以上、何卒ご査収のほど、宜しくお願い致します。 敬具』



 これがティナが教えてくれた、竜に渡した手紙の内容だった。


 もう一言で『殺す』とか書いた方が分かりやすいんじゃないか。殺意と悪意がありありで、聞かされた方も嫌な気分だ。


 最初と最後の定型文の無駄は横に置いても、他は既に確定事項。通知のみだ。

 その後の文章は、『殺す、殺す、殺す』。


 ドラゴンを煽ってるんだと思うが、やりすぎだよね。

 もはや、カレンちゃんが犠牲になった方が被害が少ないって、どういうことだ。本末転倒も甚だしい。

 ローリィとかガインじいさんとか宿屋のおかみさんとか、関係ないのに皆殺しって。

 本気ですか、ティナさん。



「いい挑発でしょ」


「本当に街を滅ぼすのか?」


「そんなことしないわよ。するなら、もうしてるし」


 ティナは笑いながら言う。

 良かった。今後も、そんな物騒な選択肢を持つなよ。


「あのドラゴンはどう思おうかは勝手だが、可能性があるだけに逃げないだろう。今の時点では勝てると踏んでいるだろうしな」


「最後の一文が味噌よ。カレンは因縁付けのためで私たちの目的が別にあると考えるはず」


「さて、今から結界を外す。これからはヤツの監視下だからな。」



 箱が消える。あえて監視の目は潰さないという事だな。


 先程のドラゴンはおらず、石造りの通路に立っていた。

 ここがダンジョンの入り口なんだろう。



 臭くない。嬉しい。


 突然頭の中で声が響く。


『命短し魔族たちよ。そのまま立ち去るが良い。ぬしらが欲す物は身に余ろう』


 太い声だ。俺の幻聴でなければあのドラゴンのものだろう。

 というか、ダン達は魔族と誤解してるな。しかし、あっちからしたら悪魔みたいなものだから、いいのか。

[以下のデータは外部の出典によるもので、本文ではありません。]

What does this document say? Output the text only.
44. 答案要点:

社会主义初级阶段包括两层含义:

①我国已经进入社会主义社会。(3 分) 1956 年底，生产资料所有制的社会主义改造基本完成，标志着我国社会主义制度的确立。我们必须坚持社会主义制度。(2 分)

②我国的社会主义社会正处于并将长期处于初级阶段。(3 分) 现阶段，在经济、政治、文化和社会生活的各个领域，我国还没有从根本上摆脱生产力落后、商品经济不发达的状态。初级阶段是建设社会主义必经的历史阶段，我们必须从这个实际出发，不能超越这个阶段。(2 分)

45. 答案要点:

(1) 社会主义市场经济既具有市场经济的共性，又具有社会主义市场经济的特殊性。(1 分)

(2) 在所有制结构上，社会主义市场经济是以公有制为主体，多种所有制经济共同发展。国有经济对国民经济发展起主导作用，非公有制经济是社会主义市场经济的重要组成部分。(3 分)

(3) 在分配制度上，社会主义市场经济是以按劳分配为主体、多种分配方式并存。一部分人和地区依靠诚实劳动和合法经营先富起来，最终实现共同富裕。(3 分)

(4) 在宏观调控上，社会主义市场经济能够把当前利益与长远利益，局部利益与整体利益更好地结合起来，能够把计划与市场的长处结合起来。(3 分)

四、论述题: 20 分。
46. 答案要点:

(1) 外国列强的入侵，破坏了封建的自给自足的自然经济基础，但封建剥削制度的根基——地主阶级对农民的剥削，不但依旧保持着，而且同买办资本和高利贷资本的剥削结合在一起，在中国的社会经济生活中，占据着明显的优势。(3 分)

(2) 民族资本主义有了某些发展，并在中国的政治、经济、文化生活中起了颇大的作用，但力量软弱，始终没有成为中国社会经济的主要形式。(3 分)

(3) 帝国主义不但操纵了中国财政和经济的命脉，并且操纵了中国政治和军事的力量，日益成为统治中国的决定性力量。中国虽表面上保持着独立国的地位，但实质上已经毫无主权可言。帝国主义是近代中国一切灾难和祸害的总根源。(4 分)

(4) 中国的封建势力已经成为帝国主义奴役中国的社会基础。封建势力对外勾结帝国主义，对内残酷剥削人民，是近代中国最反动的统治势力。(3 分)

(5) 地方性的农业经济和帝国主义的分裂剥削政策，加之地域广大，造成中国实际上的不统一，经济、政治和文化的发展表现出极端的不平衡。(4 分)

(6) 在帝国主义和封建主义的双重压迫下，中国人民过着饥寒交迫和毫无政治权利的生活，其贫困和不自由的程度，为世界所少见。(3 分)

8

 いや。俺が悪魔の言葉を理解したことが巫女達から既に伝わっているのか。



「ガハハハ、身に余るかは手にしてから考えよう。それまでにお前はどうすべきか熟考することだ」


 ダンが快活に答えた。

 うん、幸い、さっきのは幻聴ではなかったらしい。


『背後の階段を昇り街に戻るが良い。先に進むのであればいずれ塵となろう』


「何故、魔族と分かったの?」


 ティナが尋ねる。おい、さらっととんでもない事を告白してないか!?


 魔族なのか!?魔族と神様じゃ大きく違うぞ。俺の身が心配だ。序でにカレンちゃんも。



『我の眼前に現れる転移の高度な技術。それでありながら戦闘を避ける狡猾さ。見え透いておるわ』


「私が慈悲深い可能性も、まだ残っているわ」


『そこの人間をたぶらかし、我に守護すべき人間を殺させようとは笑止。神の加護を賜りし、この神聖竜スードワットを舐めるな』


 シンセイ、神聖?聖竜より、文字通り神々しいんですけど。

 さっき見て確信した通りの聖なる竜かよ。

 神の加護とかも言っちゃってたよね。

 完全にこっちが闇陣営じゃん。



「ナベ、惑わされるな。俺たちを信じろ」


 ダンが振り向きながら言うが、お前、その金色ドクロの兜とその禍禍しい黒剣なんだよ。キラムの祠で見たガイコツの物真似か?

 完全にダークサイド堕ちの騎士みたいになってるぞ。

 それにその剣な、巫女長に渡した、聖竜滅殺の剣ではありませんか。巫女達を欺いて偽物を返したのか、転送で奪い取ったのか。何しろ、宜しい物では御座いませんぞ。


「進むわよ、ナベ」


 ……ティナ、お前もか。

 振り向くとフード付きの黒いコートを羽振り、小さいドクロが連なったネックレスをしたティナがいた。どういうつもりだ。

 更に、何故か眼鏡がサングラスになっていやがる。ダンジョンの中じゃ、全く無意味だろ。おしゃれのつもりか。


 アンドーさんはジャージのままだな。

 でも、こいつ、性格が悪魔だからな。

 ニヤリと笑う仕種なんか、サタンそのものと思って間違いない。若しくは暗黒神だ。



 やられた。

 完全に嵌められている。こいつら、俺を騙してたな。


 聖竜さんが助けてくれるのだろうか。それを祈ろう。